Uma semana depois da decisão do CNPM, a Polícia Federal foi à casa da promotora e descobriu,
enterrado no quintal, um cofre com cerca de 300 mil reais. Os agentes saíram ainda com várias caixas
com documentos da Caenge Engenharia e da Valor Ambiental, justamente as duas empresas colocadas
no esquema por pressão da dupla Abadia-Roriz. Há duas semanas, a PF voltou ao jardim de Deborah
Guerner e achou outro cofre enterrado, este recheado de mídias de informática e, para desespero de
muita gente, mais CDs com gravações de áudio e vídeo.

À Corregedoria do Ministério Público, Barbosa afirmou ter participado de uma reunião na casa da
procuradora, onde estiveram presentes Arruda, o ex-vice-governador Paulo Octavio Pereira e Bandarra
para, justamente, acertar os termos da divisão do contrato do lixo.
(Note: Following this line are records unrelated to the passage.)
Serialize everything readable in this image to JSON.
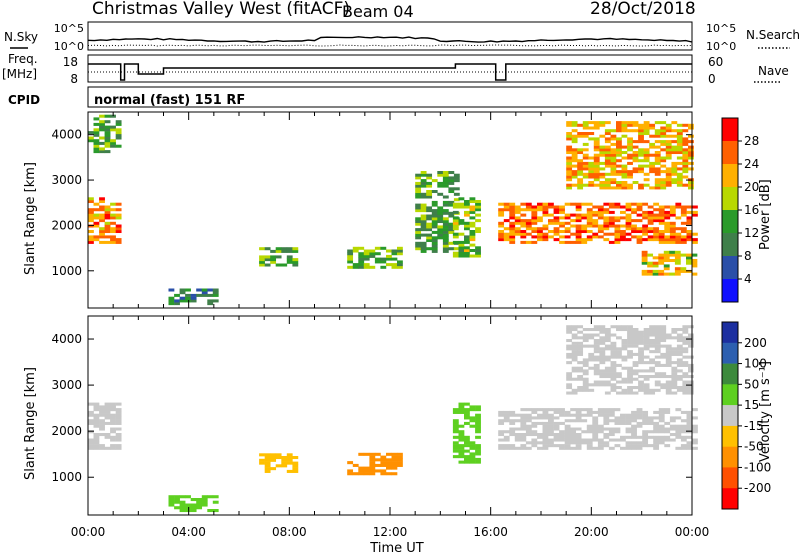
{
  "header": {
    "station": "Christmas Valley West (fitACF)",
    "beam": "Beam 04",
    "date": "28/Oct/2018"
  },
  "mode_text": "normal (fast) 151 RF",
  "labels": {
    "nsky": "N.Sky",
    "nsearch": "N.Search",
    "freq": "Freq.",
    "freq_unit": "[MHz]",
    "nave": "Nave",
    "cpid": "CPID",
    "slant_range": "Slant Range [km]",
    "time_ut": "Time UT",
    "power": "Power [dB]",
    "velocity": "Velocity [m s⁻¹]"
  },
  "chart_data": [
    {
      "type": "line",
      "name": "noise-panel",
      "ylabel_left": "N.Sky",
      "ylabel_right": "N.Search",
      "left_ticks": [
        "10^5",
        "10^0"
      ],
      "right_ticks": [
        "10^5",
        "10^0"
      ],
      "x_ticks": [
        "00:00",
        "04:00",
        "08:00",
        "12:00",
        "16:00",
        "20:00",
        "00:00"
      ],
      "xlim_hours": [
        0,
        24
      ]
    },
    {
      "type": "line",
      "name": "frequency-panel",
      "ylabel_left": "Freq. [MHz]",
      "ylabel_right": "Nave",
      "left_ticks": [
        18,
        8
      ],
      "right_ticks": [
        60,
        0
      ]
    },
    {
      "type": "heatmap",
      "name": "power-panel",
      "xlabel": "",
      "ylabel": "Slant Range [km]",
      "y_ticks": [
        1000,
        2000,
        3000,
        4000
      ],
      "ylim": [
        180,
        4500
      ],
      "xlim_hours": [
        0,
        24
      ],
      "colorbar": {
        "label": "Power [dB]",
        "ticks": [
          4,
          8,
          12,
          16,
          20,
          24,
          28
        ],
        "colors": [
          "#1010ff",
          "#2a4fa8",
          "#3f7f4a",
          "#2a9a2a",
          "#b8d800",
          "#ffb000",
          "#ff6000",
          "#ff0000"
        ]
      },
      "regions": [
        {
          "t": [
            0.0,
            1.3
          ],
          "r": [
            1600,
            2600
          ],
          "value": 24
        },
        {
          "t": [
            0.0,
            1.2
          ],
          "r": [
            3600,
            4400
          ],
          "value": 14
        },
        {
          "t": [
            3.2,
            5.0
          ],
          "r": [
            250,
            600
          ],
          "value": 10
        },
        {
          "t": [
            6.8,
            8.2
          ],
          "r": [
            1100,
            1500
          ],
          "value": 14
        },
        {
          "t": [
            10.3,
            12.5
          ],
          "r": [
            1050,
            1500
          ],
          "value": 15
        },
        {
          "t": [
            13.0,
            14.6
          ],
          "r": [
            1400,
            3200
          ],
          "value": 13
        },
        {
          "t": [
            14.5,
            15.4
          ],
          "r": [
            1300,
            2600
          ],
          "value": 16
        },
        {
          "t": [
            16.3,
            24.0
          ],
          "r": [
            1600,
            2500
          ],
          "value": 25
        },
        {
          "t": [
            19.0,
            24.0
          ],
          "r": [
            2800,
            4300
          ],
          "value": 22
        },
        {
          "t": [
            22.0,
            24.0
          ],
          "r": [
            900,
            1400
          ],
          "value": 20
        }
      ]
    },
    {
      "type": "heatmap",
      "name": "velocity-panel",
      "xlabel": "Time UT",
      "ylabel": "Slant Range [km]",
      "y_ticks": [
        1000,
        2000,
        3000,
        4000
      ],
      "ylim": [
        180,
        4500
      ],
      "xlim_hours": [
        0,
        24
      ],
      "x_ticks": [
        "00:00",
        "04:00",
        "08:00",
        "12:00",
        "16:00",
        "20:00",
        "00:00"
      ],
      "colorbar": {
        "label": "Velocity [m s⁻¹]",
        "ticks": [
          200,
          100,
          50,
          15,
          -15,
          -50,
          -100,
          -200
        ],
        "colors": [
          "#1c2fa0",
          "#2c5fb0",
          "#3c8a3c",
          "#5ed020",
          "#c8c8c8",
          "#ffc000",
          "#ff9000",
          "#ff5000",
          "#ff0000"
        ]
      },
      "regions": [
        {
          "t": [
            0.0,
            1.3
          ],
          "r": [
            1600,
            2600
          ],
          "value": 0
        },
        {
          "t": [
            3.2,
            5.0
          ],
          "r": [
            250,
            600
          ],
          "value": 40
        },
        {
          "t": [
            6.8,
            8.2
          ],
          "r": [
            1100,
            1500
          ],
          "value": -40
        },
        {
          "t": [
            10.3,
            12.5
          ],
          "r": [
            1050,
            1500
          ],
          "value": -60
        },
        {
          "t": [
            14.5,
            15.4
          ],
          "r": [
            1300,
            2600
          ],
          "value": 40
        },
        {
          "t": [
            16.3,
            24.0
          ],
          "r": [
            1600,
            2500
          ],
          "value": 0
        },
        {
          "t": [
            19.0,
            24.0
          ],
          "r": [
            2800,
            4300
          ],
          "value": 0
        }
      ]
    }
  ]
}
Embora ainda estejam sob
investigação, Bandarra e Deborah Guerner continuam no Ministério Público. A promotora entrou com um
pedido de aposentadoria, ainda não deferido, por conta da sindicância aberta pelo órgão.
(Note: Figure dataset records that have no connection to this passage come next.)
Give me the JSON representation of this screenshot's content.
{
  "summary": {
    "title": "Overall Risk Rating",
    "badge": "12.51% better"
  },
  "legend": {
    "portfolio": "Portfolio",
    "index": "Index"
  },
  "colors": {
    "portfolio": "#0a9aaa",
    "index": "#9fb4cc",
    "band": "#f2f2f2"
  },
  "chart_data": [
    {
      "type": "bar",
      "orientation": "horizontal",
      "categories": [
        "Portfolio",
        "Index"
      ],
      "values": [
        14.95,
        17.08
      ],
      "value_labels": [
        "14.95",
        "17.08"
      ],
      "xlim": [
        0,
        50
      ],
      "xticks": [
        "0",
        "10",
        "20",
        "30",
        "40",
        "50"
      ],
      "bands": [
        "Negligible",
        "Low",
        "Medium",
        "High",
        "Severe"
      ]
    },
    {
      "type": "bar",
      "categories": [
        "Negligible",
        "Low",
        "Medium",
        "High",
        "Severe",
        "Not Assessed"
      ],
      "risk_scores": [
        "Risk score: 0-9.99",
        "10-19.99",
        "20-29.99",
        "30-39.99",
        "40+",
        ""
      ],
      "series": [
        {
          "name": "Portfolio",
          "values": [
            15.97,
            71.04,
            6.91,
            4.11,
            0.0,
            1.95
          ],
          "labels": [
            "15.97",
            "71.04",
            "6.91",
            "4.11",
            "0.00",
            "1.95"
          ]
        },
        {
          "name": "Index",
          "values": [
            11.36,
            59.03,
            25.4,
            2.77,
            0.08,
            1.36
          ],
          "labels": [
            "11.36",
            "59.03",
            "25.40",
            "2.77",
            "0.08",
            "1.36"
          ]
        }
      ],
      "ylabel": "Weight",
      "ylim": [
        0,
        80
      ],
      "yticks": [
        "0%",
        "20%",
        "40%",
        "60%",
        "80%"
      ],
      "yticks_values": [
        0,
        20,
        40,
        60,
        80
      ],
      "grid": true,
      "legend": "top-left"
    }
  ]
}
A partir de 2006, na transição do governo do PSDB de Abadia para o DEM de Arruda, os contratos do lixo
passaram a ser renovados emergencialmente, sem licitação a cada seis meses. Somente em junho de
2010 o governo conseguiu finalizar uma nova concorrência. Além da Qualix, participaram os suspeitos de
sempre: Construtora Artec, Valor Ambiental, Caenge Engenharia, Nely Transportes e, novata no
esquema, a Delta Construções.

De acordo com informações do Siggo, o sistema de acompanhamento de gastos feito pela Câmara
Legislativa do Distrito Federal, a vencedora do primeiro lote da licitação realizada neste ano foi a Delta
Construções, com o preço de 368,9 milhões de reais. A Qualix ficou em segundo, com 383,1 milhões de
reais. A empresa Valor Ambiental foi a ganhadora do segundo lote, com o preço de 210 milhões reais,
sete milhões de reais a menos que a segunda colocada, novamente a Qualix, com 217,1 -milhões de
reais. No terceiro lote, a vencedora foi a Construtora Artec, com 173 milhões de reais. Em segundo, ficou
a Delta, com 174 milhões de reais. Por meio de liminares, a Qualix tem conseguido suspender as
contratações do primeiro e terceiro lotes.

De acordo com a assessoria de imprensa da Qualix, a empresa mudou de dono, em junho passado,
quando foi comprada pelo fundo privado Arion Capital. No fim de setembro, a empresa se colocou à
disposição da Polícia Federal para abrir suas contas e a contabilidade para qualquer investigação. O
assessor Paulo Figueiredo informa que a empresa realizou uma ampla auditoria nas contas da gestão
passada da Qualix, iniciada em 1998, e não identificou nenhum pagamento ou saída de recursos feita de
forma irregular. A decisão de colaborar com a PF veio, justamente, depois de parte da história sobre
pagamentos de propinas revelados pela secretária Dominga vazar para a imprensa.
Até junho de 2010, a Qualix pertencia ao grupo argentino Macri, quando entrou em situação pré-
falimentar por conta de muitas dívidas.

O Macri chegou a comprometer um terço do faturamento anual da empresa, calculado em 1 bilhão de


reais, para pagamentos de faturas de curto prazo a diversos credores. A empresa tem sede em São
Paulo e mais 11 filiais em várias capitais brasileiras, algumas com problemas graves. Em agosto, o
prefeito de Cuiabá, Francisco Galindo (PTB), encerrou o contrato local com a Qualix pelo fato de a
empresa não ter mais condição de colocar a frota de caminhões na rua. O ex-dono da Qualix, Franco
Macri, está sob investigação da PF, acusado de enviar dinheiro para o exterior de forma ilegal.